Nasionalisme Yang Kehilangan Fokus

Dahulu semasa kanak-kanak di kecamatan-Lembar Sekotang tanggal 17 Agustus adalah hari yang ditunggu-tunggu oleh semua orang. 17 Agustus adalah hari ulang tahun kemerdekaan Negara Republik Indonesia yang diperingati setahun sekali oleh negara dan oleh semua kalangan. Kami biasanya di kampung merayakan hari kemerdekaan dengan mengadakan berbagai festival dan aneka lomba, mulai dari penjat pinang, lari karung hingga lomba sepak bola.
Sedangkan di kota sudah tampak latihan gerak jalan di sekolah-sekolah SD, SMP dan SMA. Tak pelik kami pun ikut terlibat sebagai delegasi sekolah kami. Gerak jalan mengundang antusias masyarakat di pinggir-pinggir jalan menonton atraksi dan kekompakan setiap regu yang dinilai oleh tim juri di pojok-pojok jalan raya.
Kemudian di hari 17 semua berdatangan untuk melaksanakan upacara bendera. Dari perayaan yang diselenggarakan ini menumbuhkan kembali rasa kecintaan kami sewaktu kanak-kanak. Tidak jarang bahkan di pelajaran sejarah dikisahkan bagaimana para pejuang mengorbankan jiwa dan raganya untuk merebut kemerdekaan. Resolusi jihad difatwakan dan kumandangkan di mana-mana sehingga yang ada di kepala para pejuang kala itu adalah merdeka, merdeka dan merdeka.
Refleksi apa yang terjadi hari ini, ketika semua orang merasa sudah dewasa, di ulang tahun yang ke 74 ini seperti terasa garing. Semua orang tampak lesu, perayaan-perayaan setengah hati dan tampak nasionalisme yang pura-pura tampak di wajah para pejabat pemerintah dan masyarakat. Di dusun-dusun kini kekompakan sudah tidak kami temukan lagi, partisipasi masyarakat terhadap desanya telah kehilangan ruhnya. Perayaan 17an akhirnya hanya bertengger di laman-laman sosial media.
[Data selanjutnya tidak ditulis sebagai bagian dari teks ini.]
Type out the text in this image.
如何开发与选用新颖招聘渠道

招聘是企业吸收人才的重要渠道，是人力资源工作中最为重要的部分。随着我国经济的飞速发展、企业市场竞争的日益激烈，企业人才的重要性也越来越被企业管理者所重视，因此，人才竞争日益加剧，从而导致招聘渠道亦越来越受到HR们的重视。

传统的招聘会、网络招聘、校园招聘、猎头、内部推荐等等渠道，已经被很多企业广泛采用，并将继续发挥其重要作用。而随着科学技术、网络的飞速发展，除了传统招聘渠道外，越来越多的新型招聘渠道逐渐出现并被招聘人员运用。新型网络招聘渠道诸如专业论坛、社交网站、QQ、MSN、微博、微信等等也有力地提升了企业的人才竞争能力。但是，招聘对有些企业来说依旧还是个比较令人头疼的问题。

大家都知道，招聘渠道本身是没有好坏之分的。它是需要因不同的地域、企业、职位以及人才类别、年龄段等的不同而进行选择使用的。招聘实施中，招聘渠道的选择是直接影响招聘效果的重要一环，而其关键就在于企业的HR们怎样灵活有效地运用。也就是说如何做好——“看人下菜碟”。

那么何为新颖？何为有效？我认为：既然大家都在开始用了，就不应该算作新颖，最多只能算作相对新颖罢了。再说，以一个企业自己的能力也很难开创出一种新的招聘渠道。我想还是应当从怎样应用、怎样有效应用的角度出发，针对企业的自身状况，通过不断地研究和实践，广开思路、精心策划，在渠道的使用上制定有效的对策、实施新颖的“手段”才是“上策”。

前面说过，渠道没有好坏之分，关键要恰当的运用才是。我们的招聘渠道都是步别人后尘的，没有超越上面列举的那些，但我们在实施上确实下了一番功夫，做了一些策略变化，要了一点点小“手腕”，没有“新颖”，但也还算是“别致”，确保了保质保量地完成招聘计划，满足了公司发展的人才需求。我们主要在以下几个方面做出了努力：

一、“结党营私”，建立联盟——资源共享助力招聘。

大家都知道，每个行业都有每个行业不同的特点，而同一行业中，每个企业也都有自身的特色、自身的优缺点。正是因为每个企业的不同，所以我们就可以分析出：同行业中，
Apakah nasionalisme kita telah kehilangan fokusnya? Jika dahulu bangsa ini fokus merebut kemerdekaan, sekarang setelah merdeka kita berebut sumberdaya politik. Bagi-bagi jatah, lobi-lobi proyek, jual beli jabatan, kolusi, korupsi dan nepotisme di segala lini.
Apa yang terjadi sesungguhnya? aku tak faham.